2023-02
LLM-Enhanced Customer Data Matching
Automating record reconciliation with AI-powered precision
Overview
When two databases describe the same customer differently — one says "ABC Security LLC", another says "A.B.C. Security, Lancaster" — traditional exact-match queries fail. This project built a multi-layered matching system that uses fuzzy string algorithms as a first pass and Llama 3.2 as the intelligent decision layer, producing confident match/no-match decisions with explicit reasoning.
The system reconciles customer accounts across two internal databases, handling name variations, address formatting differences, and subsidiary relationships that no rule-based system could manage reliably.
Architecture
Layer 1: Fuzzy Pre-filtering
Before involving the LLM, I normalize and fuzzy-match company names and addresses to generate candidate pairs. This narrows the search space and avoids burning LLM calls on obvious non-matches.
from rapidfuzz import fuzz
def normalize(name: str) -> str:
name = name.lower().strip()
# Remove legal suffixes that vary between systems
for suffix in ["llc", "inc", "corp", "co.", "ltd"]:
name = name.replace(suffix, "").strip()
return re.sub(r"[^a-z0-9\s]", "", name)
def get_candidates(record, pool, threshold=65):
normalized_target = normalize(record["name"])
return [
candidate for candidate in pool
if fuzz.token_sort_ratio(
normalized_target, normalize(candidate["name"])
) >= threshold
]Layer 2: LLM Decision Engine
Each candidate pair gets evaluated by Llama 3.2 using a structured prompt that enforces a seven-step analysis sequence. The prompt is engineered to prevent two common LLM failure modes: overconfident matching on superficial similarity, and decision paralysis on ambiguous cases.
MATCH_PROMPT = """
Analyze whether these two records represent the same business.
Record A: {record_a}
Record B: {record_b}
Follow these steps in order:
1. Compare normalized business names and note similarity patterns
2. Evaluate address match (exact / partial / different city / no address)

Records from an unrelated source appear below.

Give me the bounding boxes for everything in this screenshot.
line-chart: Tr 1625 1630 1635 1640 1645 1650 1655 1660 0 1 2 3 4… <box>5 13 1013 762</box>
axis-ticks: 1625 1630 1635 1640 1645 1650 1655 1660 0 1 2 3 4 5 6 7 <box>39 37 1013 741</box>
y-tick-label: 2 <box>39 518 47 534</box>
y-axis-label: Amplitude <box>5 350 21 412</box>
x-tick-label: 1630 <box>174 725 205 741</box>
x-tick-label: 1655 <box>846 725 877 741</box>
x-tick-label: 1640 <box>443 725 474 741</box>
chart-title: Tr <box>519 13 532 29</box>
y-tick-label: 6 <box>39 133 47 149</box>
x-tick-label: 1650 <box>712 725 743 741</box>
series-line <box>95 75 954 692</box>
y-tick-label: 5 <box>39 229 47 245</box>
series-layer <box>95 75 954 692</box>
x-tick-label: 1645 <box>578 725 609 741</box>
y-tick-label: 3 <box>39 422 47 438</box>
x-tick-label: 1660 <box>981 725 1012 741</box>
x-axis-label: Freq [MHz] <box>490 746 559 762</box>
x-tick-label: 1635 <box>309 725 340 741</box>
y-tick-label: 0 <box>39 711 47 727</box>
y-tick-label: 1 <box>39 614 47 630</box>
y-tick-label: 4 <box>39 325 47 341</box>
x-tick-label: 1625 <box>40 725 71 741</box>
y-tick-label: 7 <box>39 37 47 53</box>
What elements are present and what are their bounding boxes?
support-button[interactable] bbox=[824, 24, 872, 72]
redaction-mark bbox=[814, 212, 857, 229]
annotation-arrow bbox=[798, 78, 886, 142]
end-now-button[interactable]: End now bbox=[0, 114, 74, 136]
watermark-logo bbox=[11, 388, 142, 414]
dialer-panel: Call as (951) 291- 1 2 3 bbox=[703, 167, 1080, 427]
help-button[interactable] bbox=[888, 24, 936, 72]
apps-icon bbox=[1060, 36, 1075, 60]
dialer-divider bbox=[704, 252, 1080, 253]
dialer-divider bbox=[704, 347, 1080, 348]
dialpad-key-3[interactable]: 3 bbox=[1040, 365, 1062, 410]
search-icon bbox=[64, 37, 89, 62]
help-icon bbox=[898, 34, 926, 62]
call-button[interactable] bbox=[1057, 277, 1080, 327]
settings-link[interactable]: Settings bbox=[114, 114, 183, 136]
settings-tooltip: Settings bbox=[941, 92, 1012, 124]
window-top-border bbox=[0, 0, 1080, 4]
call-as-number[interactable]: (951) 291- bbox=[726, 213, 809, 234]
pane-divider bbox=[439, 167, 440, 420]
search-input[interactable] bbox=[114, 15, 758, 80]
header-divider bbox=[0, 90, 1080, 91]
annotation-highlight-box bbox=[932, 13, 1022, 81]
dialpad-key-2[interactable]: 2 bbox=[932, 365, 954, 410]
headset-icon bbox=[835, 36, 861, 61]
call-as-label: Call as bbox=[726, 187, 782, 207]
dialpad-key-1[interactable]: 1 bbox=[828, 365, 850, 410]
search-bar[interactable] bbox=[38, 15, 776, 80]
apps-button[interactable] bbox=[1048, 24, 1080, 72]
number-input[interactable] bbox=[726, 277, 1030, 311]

3. Check for known subsidiary or DBA relationships
4. Assess phone/contact overlap if present
5. Consider whether name differences suggest rebranding vs. different entity
6. Assign a confidence level: HIGH (>90%), MEDIUM (70-90%), LOW (<70%)
7. Make a final MATCH or NO_MATCH decision
Constraints:
- Analyze only the pair provided — do not reference other records
- A HIGH confidence MATCH requires agreement on at least name + address
- If confidence is LOW, default to NO_MATCH
- Explain your reasoning before the final decision
Output format:
DECISION: [MATCH|NO_MATCH]
CONFIDENCE: [HIGH|MEDIUM|LOW]
REASONING: [your analysis]
"""Layer 3: Post-processing and Validation
LLM output is parsed with regex against the enforced format. Results below a configurable confidence threshold are flagged for human review rather than auto-applied.
Key Design Decisions
Conservative defaults. When in doubt, the system returns NO_MATCH. A false positive (merging two real customers) is far more damaging than a false negative that leaves one account unmatched.
Structured response format. Forcing DECISION: / CONFIDENCE: / REASONING: labels makes parsing reliable and creates an audit trail — you can always explain why any match was made.
Separating concerns. Fuzzy matching is cheap; LLM calls are not. Keeping them as distinct layers means the LLM budget goes only toward genuinely ambiguous pairs.
Outcome
The system processed the full customer database backlog in an overnight batch run. Match quality was validated against a hand-curated test set: precision above 94%, with no false positives in the HIGH confidence bucket.
Manual reconciliation that previously took weeks per quarter now runs automatically as new accounts are created.